Addison is one of the most compact and commercially dense municipalities in the DFW metro — more restaurant seats per capita than almost anywhere in Texas, Addison Airport for corporate aviation, and a dense Class B office inventory along Belt Line Road that is well into replacement-cycle territory.
Addison is a 4.4-square-mile municipality that has packed more commercial square footage per acre than most cities twenty times its size. The Restaurant Row corridor along Addison Road, Belt Line Road, and Arapaho Road — the strip of restaurants, bars, and entertainment venues that has made Addison a DFW dining destination for forty years — is also a significant roofing market: dense, older commercial buildings on small lots with complex logistics for any contractor who doesn't know the area.
Addison Airport (KADS) is a reliever airport for DFW International and one of the busiest general aviation airports in Texas. The airport itself — its FBO facilities, hangars, and terminal building — is a roofing client, and the corporate aviation infrastructure that clusters around KADS generates additional roofing work: hangar buildings for fractional ownership and charter operators, corporate office buildings adjacent to the airport, and the aviation-services commercial strip along Airport Pkwy.
The Belt Line Road Class B office corridor is where the replacement volume concentrates. The office buildings that were constructed along Belt Line Road from the late 1970s through the early 1990s were built for a DFW commercial office market that was exploding with the Texas oil boom and its aftermath. Those buildings are now 35 to 45 years old. Many have had one or two roof recovers. The ones that haven't are running original roofing on decks that haven't been inspected below the insulation since the Reagan administration. That is replacement territory.

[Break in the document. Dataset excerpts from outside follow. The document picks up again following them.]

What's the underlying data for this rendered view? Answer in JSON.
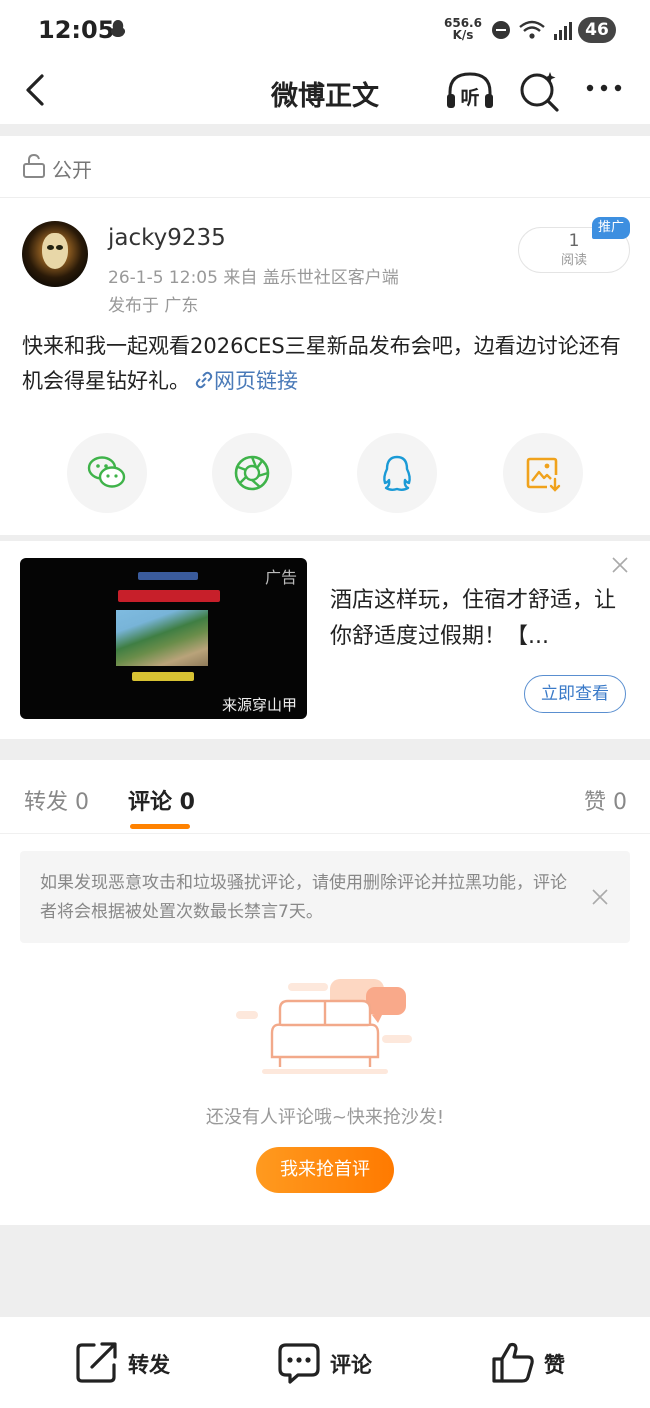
{
  "status_bar": {
    "time": "12:05",
    "net_speed_value": "656.6",
    "net_speed_unit": "K/s",
    "battery": "46",
    "icons": [
      "app-notification-icon",
      "dnd-icon",
      "wifi-icon",
      "signal-5g-icon",
      "battery-icon"
    ]
  },
  "nav": {
    "title": "微博正文",
    "listen_icon_text": "听",
    "icons": [
      "back-icon",
      "listen-icon",
      "search-icon",
      "more-icon"
    ]
  },
  "visibility": {
    "label": "公开"
  },
  "post": {
    "username": "jacky9235",
    "meta": "26-1-5 12:05   来自 盖乐世社区客户端",
    "location": "发布于 广东",
    "read_count": "1",
    "read_label": "阅读",
    "promo_badge": "推广",
    "text": "快来和我一起观看2026CES三星新品发布会吧，边看边讨论还有机会得星钻好礼。",
    "link_text": "网页链接",
    "share_icons": [
      "wechat-icon",
      "moments-icon",
      "qq-icon",
      "save-image-icon"
    ]
  },
  "ad": {
    "label": "广告",
    "source": "来源穿山甲",
    "text": "酒店这样玩，住宿才舒适，让你舒适度过假期！【...",
    "button": "立即查看"
  },
  "tabs": {
    "repost": "转发 0",
    "comment": "评论 0",
    "like": "赞 0"
  },
  "comments": {
    "notice": "如果发现恶意攻击和垃圾骚扰评论，请使用删除评论并拉黑功能，评论者将会根据被处置次数最长禁言7天。",
    "empty_text": "还没有人评论哦~快来抢沙发!",
    "first_comment_button": "我来抢首评"
  },
  "toolbar": {
    "repost": "转发",
    "comment": "评论",
    "like": "赞"
  },
  "colors": {
    "accent": "#ff8200",
    "link": "#4a7ab8",
    "promo": "#3d8fe0"
  }
}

Restaurant Row and entertainment corridor (Addison Rd / Belt Line Rd / Arapaho Rd): Restaurant, bar, and entertainment buildings from the 1970s through the 2000s. Small footprints — typically 3,000 to 15,000 sq ft per building — with complex logistics: narrow lots, no staging space, adjacent-building access only through active restaurant parking lots, and scheduling constraints driven by restaurant operating hours. We do significant work on this corridor and know how to stage and sequence projects that would be impossible for contractors who haven't done it before.
Addison Airport (KADS) and adjacent aviation corridor (Airport Pkwy / Midway Rd): The airport terminal and FBO buildings, corporate hangars, and aviation-services commercial strip. Hangar roofing is a specialty scope: large clear-span metal buildings with different structural dynamics than typical commercial buildings, aircraft operations below that require dust and debris containment, and scheduling that coordinates with the airport's operational windows.
Belt Line Road Class B office corridor (Belt Line Rd / Quorum Dr / Midway Rd): The primary office inventory of Addison — three- to seven-story Class B buildings from the late 1970s through the early 1990s. This is the heaviest replacement-volume zone in Addison. Many buildings are on original or first-recover roofing, running modified bitumen or early TPO that's at or past its design life.
Galleria-adjacent retail and mixed-use (Dallas Pkwy / Belt Line Rd / Arapaho Rd): Buildings along the Dallas Pkwy and the Belt Line Road / LBJ corridor that benefit from proximity to the Galleria. More recent construction than the Restaurant Row stock — mostly 2000s-era buildings in maintenance and early-replacement cycles.
Addison sits just south of the Dallas County / Collin County line, on the Blackland Prairie — reactive clay with the same seasonal movement characteristics that drive roofing problems across the metro. The Belt Line Road office buildings, sitting on this clay for 35 to 45 years, have experienced meaningful foundation movement that shows up as racked parapets, settled drains, and failed coping cap seals. This isn't a structural crisis for most of these buildings — the engineered foundations handle the movement — but the roofing details that were specified in the 1980s were not designed to accommodate the full range of movement that has occurred.
Addison's position between the Telecom Corridor to the east and the Preston Road retail corridor to the west puts it in a well-studied portion of the DFW spring storm track. Hail events that hit the Galleria area on their way northeast tend to also impact Addison. The commercial buildings. Older modified bitumen on Addison's Class B offices is highly vulnerable — the oxidized surface offers minimal impact resistance.